Written by guest author Talar Demirdjian 

It all depends what you mean by "lose weight." If you’re in a battle with your scale, cardio is the way to go. If you want to look toned in your bikini, though, it's time to get comfortable with strength training.

Cardio is the simplest thing you can do when it comes to burning calories. Let’s talk science: if you burn more calories than you consume in a day, you will definitely lose weight.  Step on a treadmill, run three miles, and you’ll burn around 300 calories.  You don’t need any special equipment, have a deep knowledge of any complicated exercises, just a pair of sneakers and your limbs.  That’s why most newbies just run for miles, or use the elliptical; it’s pretty difficult to mess up.

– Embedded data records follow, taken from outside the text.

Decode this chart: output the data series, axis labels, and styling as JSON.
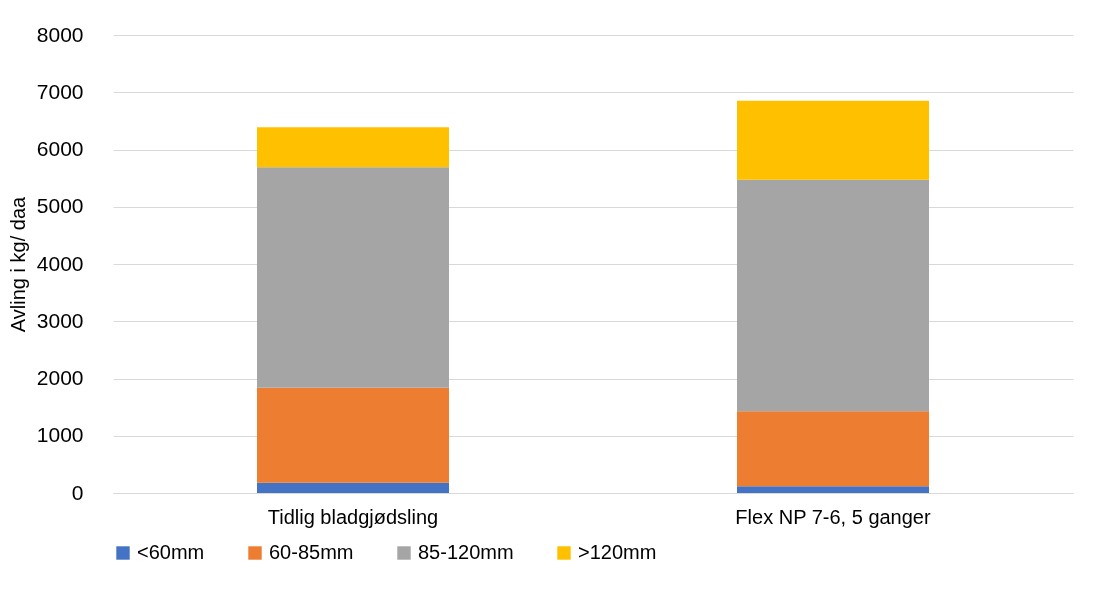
{
  "chart_data": {
    "type": "bar",
    "stacked": true,
    "ylabel": "Avling i kg/ daa",
    "categories": [
      "Tidlig bladgjødsling",
      "Flex NP 7-6, 5 ganger"
    ],
    "series": [
      {
        "name": "<60mm",
        "color": "#4472c4",
        "values": [
          180,
          120
        ]
      },
      {
        "name": "60-85mm",
        "color": "#ed7d31",
        "values": [
          1660,
          1310
        ]
      },
      {
        "name": "85-120mm",
        "color": "#a5a5a5",
        "values": [
          3850,
          4040
        ]
      },
      {
        "name": ">120mm",
        "color": "#ffc000",
        "values": [
          700,
          1380
        ]
      }
    ],
    "ylim": [
      0,
      8000
    ],
    "yticks": [
      0,
      1000,
      2000,
      3000,
      4000,
      5000,
      6000,
      7000,
      8000
    ],
    "grid": "y",
    "legend": "bottom"
  }
}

Something you’re probably thinking about is how many calories you’re burning during the actual workout - that's got to count for something, right? Minute per minute, cardio unquestionably burns more calories than strength training, which could explain why, according to a recent Duke University study, compared to strength trainers, aerobic exercisers lose more weight in less time.

If you do a longer cardio session, you could burn somewhere in the neighborhood of 500-800 calories, depending on the exact length and intensity level. That is a fairly decent number and will definitely help with your fat loss goals.

Since you must burn off 3500 calories in order to lose one pound of body fat, if you do enough of these cardio sessions, and make sure you're not eating these calories back, weight loss will take place. The problem with this is, you are most likely to waste a lot of time, and also, most likely get really bored.

In addition to that, cardio doesn't really do a lot for your muscles. For example, in a Penn State study, dieters lost 21 pounds whether they performed cardio or strength training. But for the cardio group, six of the pounds lost were muscle mass, while the lifters lost almost pure fat—and probably fit into their skinny jeans better because of it.

So, while the weight training session may not burn as many per minute calories during the actual workout, the overall calorie burning benefits you receive from it typically outweigh that of cardio.

Strength training is the number-one way to build more muscle. And for every three pounds of muscle you gain, you can expect to burn an extra 120 calories a day without moving a single one of those muscles, say trainers. Studies have demonstrated that after a weight training workout, the metabolism can be boosted for up to 36 hours post-workout, meaning rather than burning say 60 calories an hour while sitting and watching TV, you're burning 70. While you may think, 'Big deal - 10 extra calories', when you multiply this by 36 hours, you can see what a huge difference that makes in your daily calorie spending over that day and a half.

Ultimately, all of this doesn't mean that you should retire your running shoes, especially if you're a stress eater. Cardio is one of the best ways to reduce stress. The best answer? A fitness plan that includes both cardio and strength training.